WordPress is one of the most popular content management systems on the Internet. In fact, more than 43 percent of all websites run on WordPress. This makes the latest attack on WordPress sites by a new threat actor all the more concerning.

According to a new report from the Google Threat Intelligence Group (GTIG), a new threat actor codenamed UNC5142 has been successfully hacking into WordPress sites and using a brand new technique to spread malware across the web. UNC5142, according to the report, would find vulnerable WordPress websites often using flawed WordPress themes, plugins, or databases.

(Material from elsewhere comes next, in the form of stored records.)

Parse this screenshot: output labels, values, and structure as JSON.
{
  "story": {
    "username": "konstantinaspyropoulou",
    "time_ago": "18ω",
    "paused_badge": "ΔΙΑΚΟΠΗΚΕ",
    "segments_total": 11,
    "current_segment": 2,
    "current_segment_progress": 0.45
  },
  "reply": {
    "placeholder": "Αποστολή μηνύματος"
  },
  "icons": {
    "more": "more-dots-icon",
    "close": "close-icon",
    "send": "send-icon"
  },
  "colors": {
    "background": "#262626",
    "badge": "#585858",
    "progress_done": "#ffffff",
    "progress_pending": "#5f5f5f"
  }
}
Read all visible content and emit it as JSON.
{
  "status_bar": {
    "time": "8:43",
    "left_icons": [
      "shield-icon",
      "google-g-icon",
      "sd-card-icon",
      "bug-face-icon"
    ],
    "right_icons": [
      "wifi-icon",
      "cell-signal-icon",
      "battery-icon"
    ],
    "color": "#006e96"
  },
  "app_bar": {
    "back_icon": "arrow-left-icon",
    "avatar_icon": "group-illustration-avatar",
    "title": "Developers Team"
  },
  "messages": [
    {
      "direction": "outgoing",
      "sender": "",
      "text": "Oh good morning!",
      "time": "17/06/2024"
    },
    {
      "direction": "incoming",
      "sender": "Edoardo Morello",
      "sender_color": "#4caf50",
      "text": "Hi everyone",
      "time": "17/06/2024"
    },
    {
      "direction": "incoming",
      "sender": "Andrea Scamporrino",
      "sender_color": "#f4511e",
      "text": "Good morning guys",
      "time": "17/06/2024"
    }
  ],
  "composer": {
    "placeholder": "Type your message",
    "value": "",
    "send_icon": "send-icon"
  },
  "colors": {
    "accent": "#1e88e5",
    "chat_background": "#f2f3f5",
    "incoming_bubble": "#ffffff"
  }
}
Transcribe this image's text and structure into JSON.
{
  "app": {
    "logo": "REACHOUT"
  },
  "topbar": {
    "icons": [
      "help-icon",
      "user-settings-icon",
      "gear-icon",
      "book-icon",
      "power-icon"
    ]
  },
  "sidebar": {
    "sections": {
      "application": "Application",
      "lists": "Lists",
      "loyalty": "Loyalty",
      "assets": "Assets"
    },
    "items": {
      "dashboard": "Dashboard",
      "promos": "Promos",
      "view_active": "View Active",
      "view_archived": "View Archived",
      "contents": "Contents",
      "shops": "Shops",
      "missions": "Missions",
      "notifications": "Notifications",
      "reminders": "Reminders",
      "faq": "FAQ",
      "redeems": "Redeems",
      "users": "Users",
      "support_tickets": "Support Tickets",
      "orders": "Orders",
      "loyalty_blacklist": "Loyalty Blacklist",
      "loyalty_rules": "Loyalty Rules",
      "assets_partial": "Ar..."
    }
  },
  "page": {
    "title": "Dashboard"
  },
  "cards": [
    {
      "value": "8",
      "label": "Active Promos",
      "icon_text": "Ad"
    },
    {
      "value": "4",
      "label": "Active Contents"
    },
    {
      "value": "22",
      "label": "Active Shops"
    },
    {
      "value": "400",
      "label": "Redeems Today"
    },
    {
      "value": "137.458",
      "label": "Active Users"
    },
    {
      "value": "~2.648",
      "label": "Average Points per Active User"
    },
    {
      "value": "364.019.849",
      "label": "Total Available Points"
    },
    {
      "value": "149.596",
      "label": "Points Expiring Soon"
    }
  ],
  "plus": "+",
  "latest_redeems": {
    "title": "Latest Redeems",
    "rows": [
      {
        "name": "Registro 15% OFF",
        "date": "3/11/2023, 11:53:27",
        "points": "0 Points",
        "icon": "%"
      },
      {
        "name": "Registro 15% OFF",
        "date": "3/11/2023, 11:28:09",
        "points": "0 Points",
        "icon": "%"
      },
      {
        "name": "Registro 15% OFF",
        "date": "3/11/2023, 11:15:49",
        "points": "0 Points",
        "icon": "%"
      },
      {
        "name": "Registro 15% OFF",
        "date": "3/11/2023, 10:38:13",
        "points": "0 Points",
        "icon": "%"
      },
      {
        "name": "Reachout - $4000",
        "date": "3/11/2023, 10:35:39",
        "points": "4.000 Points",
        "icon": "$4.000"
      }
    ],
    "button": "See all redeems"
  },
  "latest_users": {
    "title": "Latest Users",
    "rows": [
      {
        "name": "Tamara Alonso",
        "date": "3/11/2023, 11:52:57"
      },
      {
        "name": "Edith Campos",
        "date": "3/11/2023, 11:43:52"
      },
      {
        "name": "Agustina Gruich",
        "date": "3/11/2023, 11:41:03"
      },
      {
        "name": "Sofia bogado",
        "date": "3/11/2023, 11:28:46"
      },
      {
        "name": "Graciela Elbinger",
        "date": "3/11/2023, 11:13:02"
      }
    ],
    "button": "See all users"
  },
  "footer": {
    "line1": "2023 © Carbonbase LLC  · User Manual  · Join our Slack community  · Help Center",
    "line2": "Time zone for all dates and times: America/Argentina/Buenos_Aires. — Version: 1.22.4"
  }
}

The targeted WordPress sites would be infected with a CLEARSHORT, multi-stage JavaScript downloader that distributes the malware. The threat group would then deploy a new technique dubbed "EtherHiding," which is enabled by CLEARSHORT.

Google describes EtherHiding as "a technique used to obscure malicious code or data by placing it on a public blockchain, such as the BNB Smart Chain." This use of blockchain to spread malicious code is unique and makes stopping the spread of malware all the more difficult.

The smart contract containing the code on the blockchain would then call up a CLEARSHORT landing page, often hosted on a Cloudflare dev page, that utilizes a ClickFix social engineering tactic. This tactic tricks the website visitor into running malicious commands on their computer via the Windows Run dialog or Mac's Terminal app.

UNC5142's attacks are often financially motivated, according to Google. GTIG says it has been tracking UNC5142 since 2023. However, Google reports that UNC5142 suddenly stopped all activity in July 2025.

This could mean that this new threat actor group, which has been successfully carrying out its malware campaigns, just decided to call it quits. Or it could mean that the threat actor has altered its techniques, successfully obscuring its latest actions, and is still hacking into vulnerable websites today.